Kesenian ini merupakan jenis kesenian yang tergolong langka,
bahkan menjadi suatu kebanggaan karena ada yang pernah mengatakan, kesenian ini
satu-satunya di dunia.
Selain Gong Gumbeng, kesenian Kongkil yang merupakan budaya
khas Dusun Kudo, Desa Bungkal Kecamatan Bungkal juga ditampilkan. Kedua
kesenian tersebut memiliki seperangkat alat kesenian yang berbahan dari bambu.

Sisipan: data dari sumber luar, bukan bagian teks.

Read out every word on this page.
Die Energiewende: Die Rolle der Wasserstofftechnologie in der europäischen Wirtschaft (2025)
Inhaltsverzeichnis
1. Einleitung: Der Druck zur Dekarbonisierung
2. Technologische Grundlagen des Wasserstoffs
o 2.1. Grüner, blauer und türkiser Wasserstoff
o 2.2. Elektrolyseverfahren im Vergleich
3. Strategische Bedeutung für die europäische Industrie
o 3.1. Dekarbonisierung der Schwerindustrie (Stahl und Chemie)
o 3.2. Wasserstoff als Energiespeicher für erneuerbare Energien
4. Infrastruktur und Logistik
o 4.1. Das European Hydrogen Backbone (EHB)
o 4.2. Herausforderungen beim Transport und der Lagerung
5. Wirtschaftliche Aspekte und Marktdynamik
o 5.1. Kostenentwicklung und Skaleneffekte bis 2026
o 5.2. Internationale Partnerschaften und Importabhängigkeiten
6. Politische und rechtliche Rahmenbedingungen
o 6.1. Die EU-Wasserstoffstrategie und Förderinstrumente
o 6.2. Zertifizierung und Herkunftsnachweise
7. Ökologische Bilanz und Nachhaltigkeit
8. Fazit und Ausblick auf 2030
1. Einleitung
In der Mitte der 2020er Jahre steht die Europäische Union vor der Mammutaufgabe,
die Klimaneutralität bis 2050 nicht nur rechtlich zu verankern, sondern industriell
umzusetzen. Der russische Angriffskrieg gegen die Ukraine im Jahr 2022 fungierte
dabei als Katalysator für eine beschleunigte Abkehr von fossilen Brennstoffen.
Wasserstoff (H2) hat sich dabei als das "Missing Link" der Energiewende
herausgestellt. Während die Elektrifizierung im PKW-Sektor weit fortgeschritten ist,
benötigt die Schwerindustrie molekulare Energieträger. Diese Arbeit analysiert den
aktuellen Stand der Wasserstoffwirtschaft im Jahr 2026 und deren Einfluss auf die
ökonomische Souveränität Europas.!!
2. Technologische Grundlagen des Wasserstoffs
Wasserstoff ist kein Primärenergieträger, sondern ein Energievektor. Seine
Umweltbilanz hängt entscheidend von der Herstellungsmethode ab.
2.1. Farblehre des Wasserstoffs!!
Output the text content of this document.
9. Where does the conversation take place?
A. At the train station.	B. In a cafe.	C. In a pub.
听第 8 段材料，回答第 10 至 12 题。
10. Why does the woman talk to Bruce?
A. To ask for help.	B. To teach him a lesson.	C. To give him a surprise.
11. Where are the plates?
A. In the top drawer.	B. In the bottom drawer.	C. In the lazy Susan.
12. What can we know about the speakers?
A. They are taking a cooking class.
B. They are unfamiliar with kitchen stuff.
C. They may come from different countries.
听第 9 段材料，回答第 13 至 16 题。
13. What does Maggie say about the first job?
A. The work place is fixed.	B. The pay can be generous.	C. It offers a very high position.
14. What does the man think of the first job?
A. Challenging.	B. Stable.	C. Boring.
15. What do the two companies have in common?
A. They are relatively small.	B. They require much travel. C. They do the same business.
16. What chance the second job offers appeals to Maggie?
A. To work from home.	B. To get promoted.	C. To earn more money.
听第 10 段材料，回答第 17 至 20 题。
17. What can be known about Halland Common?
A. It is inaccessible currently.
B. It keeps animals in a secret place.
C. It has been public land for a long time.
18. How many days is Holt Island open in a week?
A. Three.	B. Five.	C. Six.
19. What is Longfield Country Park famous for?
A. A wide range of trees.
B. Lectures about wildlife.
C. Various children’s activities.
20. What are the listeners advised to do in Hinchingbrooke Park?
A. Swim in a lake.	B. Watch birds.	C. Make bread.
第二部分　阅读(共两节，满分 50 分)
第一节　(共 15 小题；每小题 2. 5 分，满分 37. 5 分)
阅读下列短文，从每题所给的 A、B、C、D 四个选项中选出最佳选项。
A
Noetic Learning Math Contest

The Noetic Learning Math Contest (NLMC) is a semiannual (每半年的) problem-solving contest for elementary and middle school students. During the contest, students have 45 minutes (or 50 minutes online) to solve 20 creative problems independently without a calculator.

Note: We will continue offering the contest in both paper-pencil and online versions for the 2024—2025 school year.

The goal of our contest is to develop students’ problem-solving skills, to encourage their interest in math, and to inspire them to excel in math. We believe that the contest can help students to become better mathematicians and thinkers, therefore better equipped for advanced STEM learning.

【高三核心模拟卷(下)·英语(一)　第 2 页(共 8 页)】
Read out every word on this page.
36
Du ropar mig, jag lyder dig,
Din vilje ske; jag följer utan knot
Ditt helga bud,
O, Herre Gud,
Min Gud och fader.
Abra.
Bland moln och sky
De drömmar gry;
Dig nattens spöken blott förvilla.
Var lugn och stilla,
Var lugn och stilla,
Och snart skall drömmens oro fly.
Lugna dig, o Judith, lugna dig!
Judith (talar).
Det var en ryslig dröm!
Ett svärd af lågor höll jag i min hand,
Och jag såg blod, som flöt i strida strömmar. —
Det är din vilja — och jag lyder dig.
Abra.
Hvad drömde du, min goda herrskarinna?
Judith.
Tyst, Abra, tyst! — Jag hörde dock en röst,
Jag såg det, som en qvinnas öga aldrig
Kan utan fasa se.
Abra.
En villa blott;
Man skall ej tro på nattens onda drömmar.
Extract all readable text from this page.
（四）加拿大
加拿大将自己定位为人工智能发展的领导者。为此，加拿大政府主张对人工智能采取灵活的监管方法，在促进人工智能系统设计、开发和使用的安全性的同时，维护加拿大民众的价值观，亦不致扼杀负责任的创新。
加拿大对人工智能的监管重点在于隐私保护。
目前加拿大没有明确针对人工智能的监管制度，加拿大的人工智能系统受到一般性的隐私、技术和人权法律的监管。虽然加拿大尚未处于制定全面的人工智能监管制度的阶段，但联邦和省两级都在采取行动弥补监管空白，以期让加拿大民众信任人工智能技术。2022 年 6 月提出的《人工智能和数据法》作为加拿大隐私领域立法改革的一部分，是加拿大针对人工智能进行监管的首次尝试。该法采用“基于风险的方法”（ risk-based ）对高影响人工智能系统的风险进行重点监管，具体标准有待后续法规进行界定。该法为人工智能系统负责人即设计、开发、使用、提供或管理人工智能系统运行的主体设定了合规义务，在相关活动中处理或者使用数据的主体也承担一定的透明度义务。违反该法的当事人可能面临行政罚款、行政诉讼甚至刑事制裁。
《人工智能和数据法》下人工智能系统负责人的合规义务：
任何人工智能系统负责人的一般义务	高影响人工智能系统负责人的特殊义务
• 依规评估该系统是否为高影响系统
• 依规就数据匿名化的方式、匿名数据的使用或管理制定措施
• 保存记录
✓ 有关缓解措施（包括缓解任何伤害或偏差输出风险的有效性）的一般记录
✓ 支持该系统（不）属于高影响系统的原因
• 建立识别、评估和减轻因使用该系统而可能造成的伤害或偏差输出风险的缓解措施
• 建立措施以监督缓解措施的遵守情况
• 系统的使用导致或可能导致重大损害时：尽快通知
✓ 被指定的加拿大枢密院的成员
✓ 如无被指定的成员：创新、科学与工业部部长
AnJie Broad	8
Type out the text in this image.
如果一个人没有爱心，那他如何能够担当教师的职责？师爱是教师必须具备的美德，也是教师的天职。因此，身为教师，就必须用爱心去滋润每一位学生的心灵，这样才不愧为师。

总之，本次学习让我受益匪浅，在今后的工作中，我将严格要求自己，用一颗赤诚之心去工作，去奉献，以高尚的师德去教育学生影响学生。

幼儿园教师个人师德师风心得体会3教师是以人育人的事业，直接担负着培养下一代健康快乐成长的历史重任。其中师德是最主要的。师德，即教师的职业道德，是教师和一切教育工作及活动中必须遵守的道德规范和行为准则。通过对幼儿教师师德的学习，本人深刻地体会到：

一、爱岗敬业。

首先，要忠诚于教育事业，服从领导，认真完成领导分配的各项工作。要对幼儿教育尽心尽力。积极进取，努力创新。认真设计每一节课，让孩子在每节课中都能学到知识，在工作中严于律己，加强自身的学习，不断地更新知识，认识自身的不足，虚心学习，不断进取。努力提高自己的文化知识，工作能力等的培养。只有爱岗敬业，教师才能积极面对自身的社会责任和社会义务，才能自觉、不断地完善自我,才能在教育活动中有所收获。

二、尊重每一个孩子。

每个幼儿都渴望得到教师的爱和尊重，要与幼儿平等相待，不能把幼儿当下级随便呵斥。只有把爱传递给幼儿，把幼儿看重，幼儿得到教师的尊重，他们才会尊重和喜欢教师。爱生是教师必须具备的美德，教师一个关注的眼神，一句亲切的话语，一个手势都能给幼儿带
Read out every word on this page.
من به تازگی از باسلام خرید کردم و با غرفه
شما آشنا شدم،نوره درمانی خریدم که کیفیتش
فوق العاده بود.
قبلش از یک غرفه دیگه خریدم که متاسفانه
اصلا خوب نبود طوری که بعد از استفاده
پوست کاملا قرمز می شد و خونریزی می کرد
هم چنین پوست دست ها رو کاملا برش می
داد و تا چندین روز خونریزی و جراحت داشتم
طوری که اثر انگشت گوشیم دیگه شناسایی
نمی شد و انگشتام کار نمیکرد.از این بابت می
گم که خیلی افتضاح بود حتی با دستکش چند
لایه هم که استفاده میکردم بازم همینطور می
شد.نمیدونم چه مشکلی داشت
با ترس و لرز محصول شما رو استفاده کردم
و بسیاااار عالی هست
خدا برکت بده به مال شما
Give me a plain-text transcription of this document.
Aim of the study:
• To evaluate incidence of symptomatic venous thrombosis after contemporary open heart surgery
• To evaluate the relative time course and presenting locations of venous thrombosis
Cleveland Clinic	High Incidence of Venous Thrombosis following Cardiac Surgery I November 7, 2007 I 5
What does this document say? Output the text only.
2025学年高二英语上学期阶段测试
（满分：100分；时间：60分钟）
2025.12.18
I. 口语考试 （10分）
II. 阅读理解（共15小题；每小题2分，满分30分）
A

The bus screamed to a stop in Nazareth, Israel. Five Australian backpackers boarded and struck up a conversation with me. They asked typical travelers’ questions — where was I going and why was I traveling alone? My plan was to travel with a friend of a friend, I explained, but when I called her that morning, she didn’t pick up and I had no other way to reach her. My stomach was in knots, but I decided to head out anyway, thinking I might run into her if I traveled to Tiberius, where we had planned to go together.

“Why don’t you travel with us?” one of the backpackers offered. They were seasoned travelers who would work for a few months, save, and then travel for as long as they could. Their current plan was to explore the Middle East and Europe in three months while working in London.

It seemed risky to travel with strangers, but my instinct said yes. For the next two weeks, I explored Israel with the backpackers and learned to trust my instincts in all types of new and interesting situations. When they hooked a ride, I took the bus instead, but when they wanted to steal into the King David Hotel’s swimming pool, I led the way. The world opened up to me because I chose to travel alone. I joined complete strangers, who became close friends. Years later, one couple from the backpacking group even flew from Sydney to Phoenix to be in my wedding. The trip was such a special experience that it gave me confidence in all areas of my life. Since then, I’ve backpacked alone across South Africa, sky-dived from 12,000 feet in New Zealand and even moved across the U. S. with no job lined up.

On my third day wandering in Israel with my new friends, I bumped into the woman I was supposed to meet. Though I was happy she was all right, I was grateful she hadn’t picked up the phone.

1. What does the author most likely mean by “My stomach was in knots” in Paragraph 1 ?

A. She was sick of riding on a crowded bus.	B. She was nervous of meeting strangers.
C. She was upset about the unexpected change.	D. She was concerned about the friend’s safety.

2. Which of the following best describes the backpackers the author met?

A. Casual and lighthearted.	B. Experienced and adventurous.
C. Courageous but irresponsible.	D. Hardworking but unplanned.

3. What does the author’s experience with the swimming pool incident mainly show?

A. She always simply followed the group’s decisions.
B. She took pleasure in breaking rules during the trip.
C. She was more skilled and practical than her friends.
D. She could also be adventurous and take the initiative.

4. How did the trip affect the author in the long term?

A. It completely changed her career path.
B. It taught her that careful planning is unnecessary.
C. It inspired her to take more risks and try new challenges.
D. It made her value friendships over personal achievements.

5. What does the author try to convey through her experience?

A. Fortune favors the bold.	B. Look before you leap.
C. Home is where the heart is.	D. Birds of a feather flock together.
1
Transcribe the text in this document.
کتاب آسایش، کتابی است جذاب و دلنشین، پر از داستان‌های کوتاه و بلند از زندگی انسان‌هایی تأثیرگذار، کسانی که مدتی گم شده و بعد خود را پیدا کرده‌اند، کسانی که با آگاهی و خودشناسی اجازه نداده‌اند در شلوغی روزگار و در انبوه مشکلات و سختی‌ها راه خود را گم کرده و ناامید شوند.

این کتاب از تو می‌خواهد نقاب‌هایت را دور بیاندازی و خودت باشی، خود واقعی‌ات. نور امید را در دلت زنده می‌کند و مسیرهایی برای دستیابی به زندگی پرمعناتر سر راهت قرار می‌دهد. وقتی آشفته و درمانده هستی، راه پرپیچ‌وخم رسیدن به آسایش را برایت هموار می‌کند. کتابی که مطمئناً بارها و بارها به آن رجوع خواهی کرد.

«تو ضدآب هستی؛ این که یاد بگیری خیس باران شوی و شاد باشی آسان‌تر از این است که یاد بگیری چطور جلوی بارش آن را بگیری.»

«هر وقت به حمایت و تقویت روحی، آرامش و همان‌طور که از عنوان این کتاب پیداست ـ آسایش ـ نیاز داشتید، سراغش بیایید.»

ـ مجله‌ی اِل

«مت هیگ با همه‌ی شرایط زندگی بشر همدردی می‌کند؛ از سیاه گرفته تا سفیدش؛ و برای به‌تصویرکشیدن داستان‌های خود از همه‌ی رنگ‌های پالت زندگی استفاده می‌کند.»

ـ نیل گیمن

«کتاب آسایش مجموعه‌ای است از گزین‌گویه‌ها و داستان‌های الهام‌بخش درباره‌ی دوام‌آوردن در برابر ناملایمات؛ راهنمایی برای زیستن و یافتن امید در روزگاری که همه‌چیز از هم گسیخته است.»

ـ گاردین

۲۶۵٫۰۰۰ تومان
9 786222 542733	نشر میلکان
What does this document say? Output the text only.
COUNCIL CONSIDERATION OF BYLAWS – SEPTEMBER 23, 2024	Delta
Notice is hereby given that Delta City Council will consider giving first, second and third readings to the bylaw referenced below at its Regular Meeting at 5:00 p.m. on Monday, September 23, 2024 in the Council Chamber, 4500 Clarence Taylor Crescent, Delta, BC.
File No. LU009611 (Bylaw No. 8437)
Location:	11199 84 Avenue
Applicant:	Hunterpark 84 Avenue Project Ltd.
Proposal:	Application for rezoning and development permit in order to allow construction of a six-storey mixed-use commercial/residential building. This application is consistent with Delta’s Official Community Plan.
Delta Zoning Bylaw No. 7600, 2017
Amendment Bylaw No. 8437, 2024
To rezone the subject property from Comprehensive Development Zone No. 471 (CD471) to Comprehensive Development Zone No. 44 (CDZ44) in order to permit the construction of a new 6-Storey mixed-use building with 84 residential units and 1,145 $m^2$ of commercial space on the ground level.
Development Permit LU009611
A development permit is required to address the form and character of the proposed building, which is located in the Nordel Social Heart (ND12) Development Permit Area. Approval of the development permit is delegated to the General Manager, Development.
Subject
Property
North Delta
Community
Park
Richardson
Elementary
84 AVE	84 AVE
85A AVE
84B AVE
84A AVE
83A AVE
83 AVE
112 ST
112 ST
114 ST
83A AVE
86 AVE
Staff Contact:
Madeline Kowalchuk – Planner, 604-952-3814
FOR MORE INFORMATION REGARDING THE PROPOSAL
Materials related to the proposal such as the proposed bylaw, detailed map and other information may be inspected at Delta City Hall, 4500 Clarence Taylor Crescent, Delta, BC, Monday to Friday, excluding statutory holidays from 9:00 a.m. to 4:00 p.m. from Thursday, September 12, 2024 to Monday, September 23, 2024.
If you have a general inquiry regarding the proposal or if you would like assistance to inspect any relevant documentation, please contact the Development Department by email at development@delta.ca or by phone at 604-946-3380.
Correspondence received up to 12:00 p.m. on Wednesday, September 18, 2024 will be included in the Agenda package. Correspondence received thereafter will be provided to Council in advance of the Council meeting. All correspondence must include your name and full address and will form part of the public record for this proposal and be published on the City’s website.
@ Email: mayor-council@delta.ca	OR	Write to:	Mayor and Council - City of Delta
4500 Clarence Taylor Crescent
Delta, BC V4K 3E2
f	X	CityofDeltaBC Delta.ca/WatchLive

Dalam sejarah Babad diceritakan, ide penyelenggaraan bersih
desa itu muncul dari seorang tetua yang bernama Irobiri Banyuripan yang
merupakan slinya dari Mataram. Suatu ketika, ia mendapat wangsit dalam mimpinya
seakan-akan ditemui seorang kakek yang tua renta. Kakek itu mengatakan kalau
warga desa Wringinanom ingin selamat dan air telaga Mantilirejo melimpah dan
tidak kehabisan air,maka harus dilaksanakan bersih desa setiap tahun pada bulan
Selo di Telaga.
Pelaksanaannya harus hari Jum’at dan disertai Gong Gumbeng
serta tledeknya diwaktu siang hari dan malam harinya pindah ke rumah perangkat
desa. Alat-alat musik Gong Gumbeng ini sekarang disimpan di rumah
Gunarto, Kamituwo (Kepala Dusun) Desa Wringinanom. Alat-alat kesenian ini masih
original dari pertama kali dibuat, meskipun memang ada beberapa yang lapuk. Kesenian lain yang seperangkat alatnya berasal dari bambu
yang diberi nama kongkil tersebut dinamai kongkil karena memang bunyinya yang
kol kil kol kil. Kesenian diciptakanya seni ini bertujuan untuk pemersatu
bangsa, mempersatukan warga untuk melawan penjajah.